まず数字の話|値上げは「まだ続いている」
感覚ではなくデータで確認しておきます。帝国データバンクの「食品主要195社」価格改定動向調査によると——
- 2026年8月の飲食料品の値上げは2,311品目。前年同月の1,262品目から80%増
- 値上げ1回あたりの平均値上げ率は月平均15%
- 2026年は1〜11月の判明分だけで18,347品目。通年で2万品目台の見込み
- 要因は原材料高90.9%・物流費65.8%・包装資材64.0%(複数回答)
8月にいちばん値上げが多かったのは加工食品で1,419品目、次いで調味料589品目です。給食の現場感覚と、きれいに一致します。使う頻度が高いものほど上がっているんです。
給食は、値上げをそのまま価格に乗せられない
ここが飲食店と決定的に違うところです。
委託給食は契約で単価が決まっています。食材費が上がったからといって、今月から1食50円上げます、とはいきません。単価の見直しは契約の話なので、時間がかかります。請求のしくみは給食の請求書のリアルに書きました。
つまり値上がりぶんは、いったん現場が受け止めるしかない。だから工夫が要るんです。1食の値段の内訳は給食1食の値段はいくら?にまとめています。
【献立で効かせる】工夫1〜4
工夫1|原価は月末ではなく「毎日」見る
いちばん効くのがこれです。月末に集計して「今月は高かった」と分かっても、もう打つ手がありません。
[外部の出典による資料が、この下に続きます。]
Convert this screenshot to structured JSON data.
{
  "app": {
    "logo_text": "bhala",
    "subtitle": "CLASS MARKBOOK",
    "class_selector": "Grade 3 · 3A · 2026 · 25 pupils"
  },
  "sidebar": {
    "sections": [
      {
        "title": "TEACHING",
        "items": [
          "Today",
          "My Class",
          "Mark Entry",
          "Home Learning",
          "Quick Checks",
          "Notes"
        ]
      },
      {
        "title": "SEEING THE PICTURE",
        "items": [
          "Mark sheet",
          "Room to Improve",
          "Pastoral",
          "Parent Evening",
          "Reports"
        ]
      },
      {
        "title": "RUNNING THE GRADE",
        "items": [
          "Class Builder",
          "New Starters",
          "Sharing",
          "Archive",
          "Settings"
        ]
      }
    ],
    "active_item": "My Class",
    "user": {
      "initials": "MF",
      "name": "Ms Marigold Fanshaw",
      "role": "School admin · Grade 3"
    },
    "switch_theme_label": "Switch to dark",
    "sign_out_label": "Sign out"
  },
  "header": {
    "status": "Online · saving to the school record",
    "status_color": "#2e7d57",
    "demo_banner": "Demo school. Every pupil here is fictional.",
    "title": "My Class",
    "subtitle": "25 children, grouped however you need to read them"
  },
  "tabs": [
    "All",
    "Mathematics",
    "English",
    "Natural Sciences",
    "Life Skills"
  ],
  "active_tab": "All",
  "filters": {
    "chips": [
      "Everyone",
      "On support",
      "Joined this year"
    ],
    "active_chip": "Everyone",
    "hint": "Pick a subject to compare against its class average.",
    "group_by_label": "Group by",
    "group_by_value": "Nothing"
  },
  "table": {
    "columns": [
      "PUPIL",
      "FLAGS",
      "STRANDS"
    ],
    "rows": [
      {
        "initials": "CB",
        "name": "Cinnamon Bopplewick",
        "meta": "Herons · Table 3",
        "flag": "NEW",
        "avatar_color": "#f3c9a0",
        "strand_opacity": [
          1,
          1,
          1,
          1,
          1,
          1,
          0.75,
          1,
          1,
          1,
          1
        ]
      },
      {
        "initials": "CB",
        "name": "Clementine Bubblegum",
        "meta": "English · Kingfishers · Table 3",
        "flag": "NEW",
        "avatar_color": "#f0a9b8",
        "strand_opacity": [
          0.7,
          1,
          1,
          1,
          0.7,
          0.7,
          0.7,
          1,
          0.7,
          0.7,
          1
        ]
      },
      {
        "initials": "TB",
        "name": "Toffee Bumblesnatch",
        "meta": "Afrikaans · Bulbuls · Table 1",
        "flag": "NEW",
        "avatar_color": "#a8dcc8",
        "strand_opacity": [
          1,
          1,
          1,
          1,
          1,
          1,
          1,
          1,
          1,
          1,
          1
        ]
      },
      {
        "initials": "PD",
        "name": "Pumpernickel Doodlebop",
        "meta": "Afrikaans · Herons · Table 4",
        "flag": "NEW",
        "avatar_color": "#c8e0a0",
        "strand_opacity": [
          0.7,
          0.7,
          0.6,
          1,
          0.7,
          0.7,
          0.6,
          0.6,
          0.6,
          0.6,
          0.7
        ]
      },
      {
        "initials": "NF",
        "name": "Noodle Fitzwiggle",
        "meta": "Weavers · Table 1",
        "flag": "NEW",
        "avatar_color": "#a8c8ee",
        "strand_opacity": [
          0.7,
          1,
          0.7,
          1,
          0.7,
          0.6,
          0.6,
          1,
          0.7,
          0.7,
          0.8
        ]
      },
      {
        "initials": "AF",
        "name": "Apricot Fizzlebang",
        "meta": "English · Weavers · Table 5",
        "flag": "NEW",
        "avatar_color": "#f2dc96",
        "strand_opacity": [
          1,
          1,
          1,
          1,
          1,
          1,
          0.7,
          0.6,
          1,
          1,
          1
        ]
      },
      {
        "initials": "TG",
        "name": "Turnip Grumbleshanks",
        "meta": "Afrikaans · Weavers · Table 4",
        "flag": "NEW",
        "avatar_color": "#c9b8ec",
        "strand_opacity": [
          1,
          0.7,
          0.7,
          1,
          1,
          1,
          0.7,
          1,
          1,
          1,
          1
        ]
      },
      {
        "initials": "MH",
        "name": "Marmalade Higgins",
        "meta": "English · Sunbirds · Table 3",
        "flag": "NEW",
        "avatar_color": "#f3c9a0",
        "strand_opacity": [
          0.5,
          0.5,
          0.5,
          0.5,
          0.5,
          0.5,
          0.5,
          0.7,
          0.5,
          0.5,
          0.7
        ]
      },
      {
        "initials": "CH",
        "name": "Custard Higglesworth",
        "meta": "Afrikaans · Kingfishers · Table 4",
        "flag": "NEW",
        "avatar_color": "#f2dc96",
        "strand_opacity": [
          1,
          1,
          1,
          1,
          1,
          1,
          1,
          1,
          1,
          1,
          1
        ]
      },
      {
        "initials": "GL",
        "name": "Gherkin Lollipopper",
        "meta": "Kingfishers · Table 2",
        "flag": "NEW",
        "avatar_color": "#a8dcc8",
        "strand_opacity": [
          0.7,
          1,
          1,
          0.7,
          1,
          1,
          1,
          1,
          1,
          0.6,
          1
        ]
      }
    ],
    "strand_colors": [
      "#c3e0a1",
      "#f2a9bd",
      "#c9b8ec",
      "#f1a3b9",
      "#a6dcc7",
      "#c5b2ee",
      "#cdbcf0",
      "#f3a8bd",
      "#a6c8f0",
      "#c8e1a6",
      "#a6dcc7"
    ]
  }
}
毎日の日報で累計原価を見ていれば、月の半ばで「このままだと着地が危ない」と気づけます。そうすれば残り2週間で調整できる。日報のリアルで書いたとおり、あの毎日の数字は原価を守るためのものです。計算式は給食の原価率の出し方にあります。
工夫2|献立サイクルの中で「高い日」と「安い日」を組む
毎日均等に安くしようとすると、献立が貧しくなります。そうではなくサイクル全体でならす。
行事食や その月の目玉になる日は、堂々と原価をかけます。そのかわり前後の日を汁物と副菜で満足度を上げる構成にする。この設計ができると、「削った感じ」を出さずに平均を下げられます。献立の組み方は給食の献立の組み立て方に詳しく書きました。
工夫3|たんぱく源を分散する
原価をいちばん押し上げるのは主菜のたんぱく源です。肉と魚だけで回すと、相場の影響を丸ごと受けます。
そこで肉・魚・卵・大豆製品の4本柱で回します。大豆製品の日を週に1〜2回きちんと組み込むと、月の原価がはっきり変わります。水煮の大豆は下ゆでが要らないので、手間の面でも現場を助けてくれます。
工夫4|乾物を「戦力」に戻す
個人的にいちばん推したいのがこれです。乾物は常温で長く保存できて、相場に振り回されにくく、戻すとかさが増える。値上げ局面で、これほど心強い食材はありません。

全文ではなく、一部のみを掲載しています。